Quarterback: Jay Cutler, Chicago Bears
Years pro: 7
Record as starter: 51-42 (.548)
Did you know that Cutler’s led a team to the playoffs just one time during his seven-year career? That’s not elite. And that’s certainly not what the Chicago faithful were expecting when their current starting quarterback landed in town prior to the start of the 2009 season. Still, offensive line issues and a lack of firepower at the wide receiver position prior to Brandon Marshall’s arrival provide viable reasons as to why Cutler has been unable to guide the Bears to a February win. But with Marshall on the outside, Alshon Jeffery entering his second season and Chicago seemingly committed to upgrading the offensive line over the next few months, the onus shifts back to Cutler in 2013, making August the perfect time to ask if he’s elite.
Quarterback: Matt Schaub, Houston Texans
Years pro: 9
Record as starter: 44-38 (.536)
Throw out the three years Schaub spent on the bench in Atlanta and you’ve got a quarterback who has six seasons under his belt as an NFL starter. That’s advanced math right there. Arithmetic lessons aside, reporters and bloggers alike have every right to ask Schaub whether or not he’s an elite quarterback. The 32-year-old has just one playoff win on his resume to go along with a contract signed prior to the 2012 season that could pay him as much as $62 million. We know the Texans can run the ball, play defense and win during the regular season. We’ve seen it. But can Houston break through in the playoffs? For that to happen, Schaub needs to elevate his game just like Manning did during the 2008 and 2011 playoffs and Flacco did this past postseason.
Quarterback: Tony Romo, Dallas Cowboys
Years pro: 9
Record as starter: 55-38 (.591)
US PRESSWIRERomo? Elite? Not until he wins the Big One.
Romo fits the bill for a variety of reasons. He’s been a starter for seven years but despite the solid regular season statistics, he’s consistently viewed as the primary suspect for why Dallas goes silent come January. He’s also in the market for a new contract, just like Joe Flacco was entering 2012. But the main reason why asking Romo if he’s elite would work so well is because of our response. We laughed when Eli said he was elite and laughed harder when Flacco said the same. Romo answering in the affirmative would be pure gold, especially if he went out and won the whole damn thing six months later.

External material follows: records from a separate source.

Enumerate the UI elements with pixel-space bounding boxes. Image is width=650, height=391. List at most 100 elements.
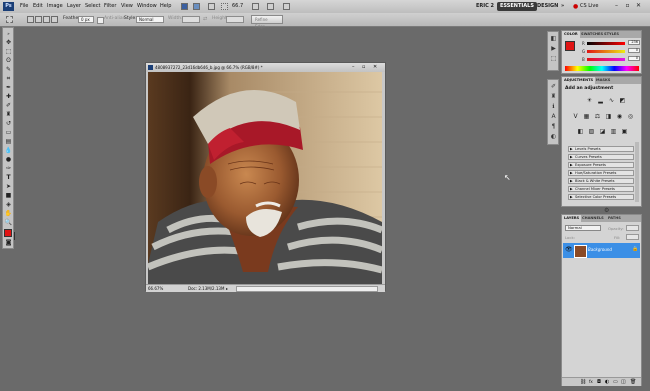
swap-dimensions-icon[interactable]: ⇄ xyxy=(203,17,208,22)
zoom-percentage[interactable]: 66.67% xyxy=(148,285,163,292)
channel-g-value[interactable]: 0 xyxy=(628,48,640,53)
photo-filter-icon[interactable]: ◉ xyxy=(616,113,623,120)
channel-r-slider[interactable] xyxy=(587,42,625,45)
info-panel-icon[interactable]: ℹ xyxy=(550,103,557,110)
menu-layer[interactable]: Layer xyxy=(67,3,81,9)
marquee-tool-preset-icon[interactable] xyxy=(6,16,13,23)
tab-layers[interactable]: LAYERS xyxy=(562,215,582,222)
move-tool-icon[interactable]: ✥ xyxy=(4,39,13,47)
layer-visibility-eye-icon[interactable]: 👁 xyxy=(565,246,573,253)
tab-masks[interactable]: MASKS xyxy=(594,77,612,84)
fx-icon[interactable]: fx xyxy=(589,379,593,384)
brush-tool-icon[interactable]: ✐ xyxy=(4,102,13,110)
adjustment-icon[interactable]: ◐ xyxy=(605,379,609,385)
height-input[interactable] xyxy=(226,16,244,23)
history-brush-tool-icon[interactable]: ↺ xyxy=(4,120,13,128)
type-tool-icon[interactable]: T xyxy=(4,174,13,182)
navigator-panel-icon[interactable]: ⬚ xyxy=(550,55,557,62)
layer-name[interactable]: Background xyxy=(588,247,612,252)
maximize-button[interactable]: ▫ xyxy=(623,2,632,10)
document-titlebar[interactable]: 4808937272_23d16db646_b.jpg @ 66.7% (RGB… xyxy=(146,63,385,72)
document-size-info[interactable]: Doc: 2.13M/2.13M xyxy=(188,285,224,292)
menu-select[interactable]: Select xyxy=(85,3,100,9)
status-menu-arrow-icon[interactable]: ▸ xyxy=(226,285,228,292)
eraser-tool-icon[interactable]: ▭ xyxy=(4,129,13,137)
preset-hue-saturation[interactable]: ▶ Hue/Saturation Presets xyxy=(568,170,634,176)
intersect-selection-icon[interactable] xyxy=(51,16,58,23)
workspace-essentials[interactable]: ESSENTIALS xyxy=(497,2,537,11)
trash-icon[interactable]: 🗑 xyxy=(630,379,636,385)
new-layer-icon[interactable]: ◫ xyxy=(621,379,626,385)
doc-minimize-button[interactable]: – xyxy=(352,63,355,72)
marquee-tool-icon[interactable]: ⬚ xyxy=(4,48,13,56)
quick-mask-icon[interactable]: ◙ xyxy=(4,239,13,247)
healing-brush-tool-icon[interactable]: ✚ xyxy=(4,93,13,101)
arrange-documents-icon[interactable] xyxy=(267,3,274,10)
width-input[interactable] xyxy=(182,16,200,23)
color-balance-icon[interactable]: ⚖ xyxy=(594,113,601,120)
antialias-checkbox[interactable] xyxy=(97,17,104,24)
view-extras-icon[interactable] xyxy=(208,3,215,10)
cslive-label[interactable]: CS Live xyxy=(580,3,598,9)
vibrance-icon[interactable]: V xyxy=(572,113,579,120)
adjustment-options-icon[interactable]: ⚙ xyxy=(604,207,609,214)
style-select[interactable]: Normal xyxy=(136,16,164,23)
presets-scrollbar[interactable] xyxy=(635,142,639,202)
dodge-tool-icon[interactable]: ● xyxy=(4,156,13,164)
color-foreground-swatch[interactable] xyxy=(565,41,575,51)
subtract-selection-icon[interactable] xyxy=(43,16,50,23)
doc-close-button[interactable]: ✕ xyxy=(373,63,377,72)
color-spectrum-bar[interactable] xyxy=(565,66,639,71)
actions-panel-icon[interactable]: ▶ xyxy=(550,45,557,52)
photo-canvas[interactable] xyxy=(148,72,382,285)
preset-levels[interactable]: ▶ Levels Presets xyxy=(568,146,634,152)
link-icon[interactable]: ⛓ xyxy=(580,379,586,385)
collapse-tools-icon[interactable]: » xyxy=(4,30,13,38)
preset-selective-color[interactable]: ▶ Selective Color Presets xyxy=(568,194,634,200)
folder-icon[interactable]: ▭ xyxy=(613,379,618,385)
zoom-level-value[interactable]: 66.7 xyxy=(232,3,243,9)
channel-mixer-icon[interactable]: ◎ xyxy=(627,113,634,120)
channel-r-value[interactable]: 236 xyxy=(628,40,640,45)
preset-exposure[interactable]: ▶ Exposure Presets xyxy=(568,162,634,168)
character-panel-icon[interactable]: A xyxy=(550,113,557,120)
channel-b-slider[interactable] xyxy=(587,58,625,61)
menu-image[interactable]: Image xyxy=(47,3,63,9)
invert-icon[interactable]: ◧ xyxy=(577,128,584,135)
threshold-icon[interactable]: ◪ xyxy=(599,128,606,135)
tab-channels[interactable]: CHANNELS xyxy=(580,215,606,222)
more-workspaces-icon[interactable]: » xyxy=(558,2,567,11)
bridge-icon[interactable] xyxy=(181,3,188,10)
screen-mode-icon[interactable] xyxy=(283,3,290,10)
pen-tool-icon[interactable]: ✑ xyxy=(4,165,13,173)
tab-styles[interactable]: STYLES xyxy=(602,31,621,38)
tab-paths[interactable]: PATHS xyxy=(606,215,623,222)
gradient-tool-icon[interactable]: ▤ xyxy=(4,138,13,146)
hue-saturation-icon[interactable]: ▦ xyxy=(583,113,590,120)
levels-icon[interactable]: ▂ xyxy=(597,97,604,104)
doc-maximize-button[interactable]: ▫ xyxy=(362,63,365,72)
blur-tool-icon[interactable]: 💧 xyxy=(4,147,13,155)
hand-tool-icon[interactable] xyxy=(252,3,259,10)
menu-filter[interactable]: Filter xyxy=(104,3,116,9)
channel-g-slider[interactable] xyxy=(587,50,625,53)
minimize-button[interactable]: – xyxy=(612,2,621,10)
menu-file[interactable]: File xyxy=(20,3,28,9)
refine-edge-button[interactable]: Refine Edge... xyxy=(251,15,283,29)
new-selection-icon[interactable] xyxy=(27,16,34,23)
cslive-icon[interactable]: ● xyxy=(573,3,578,10)
channel-b-value[interactable]: 0 xyxy=(628,56,640,61)
hand-tool-icon[interactable]: ✋ xyxy=(4,210,13,218)
tab-color[interactable]: COLOR xyxy=(562,31,580,38)
selective-color-icon[interactable]: ▣ xyxy=(621,128,628,135)
horizontal-scrollbar[interactable] xyxy=(236,286,378,292)
eyedropper-tool-icon[interactable]: ✒ xyxy=(4,84,13,92)
black-white-icon[interactable]: ◨ xyxy=(605,113,612,120)
preset-channel-mixer[interactable]: ▶ Channel Mixer Presets xyxy=(568,186,634,192)
add-selection-icon[interactable] xyxy=(35,16,42,23)
clone-stamp-tool-icon[interactable]: ♜ xyxy=(4,111,13,119)
fill-input[interactable] xyxy=(626,234,639,240)
exposure-icon[interactable]: ◩ xyxy=(619,97,626,104)
menu-help[interactable]: Help xyxy=(160,3,171,9)
3d-rotate-tool-icon[interactable]: ◈ xyxy=(4,201,13,209)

Quarterback: Matt Ryan, Atlanta Falcons
Years pro: 5
Record as starter: 56-22 (.717)
As great a candidate as Tony Romo is for the question, Matt Ryan is our odds-on favorite to be asked whether or not he’s elite entering the 2013 campaign. Five seasons, four trips to the playoffs, two Pro Bowl appearances. And let’s not forget that 2012 was the best statistical season of the Atlanta quarterback’s career. But a series of postseason shortcomings has Ryan on the outside looking in at the top tier of NFL signal-caller talent. Maybe 2013 will be the year he finally breaks through. Maybe all he needs is that extra motivation to prove everybody wrong.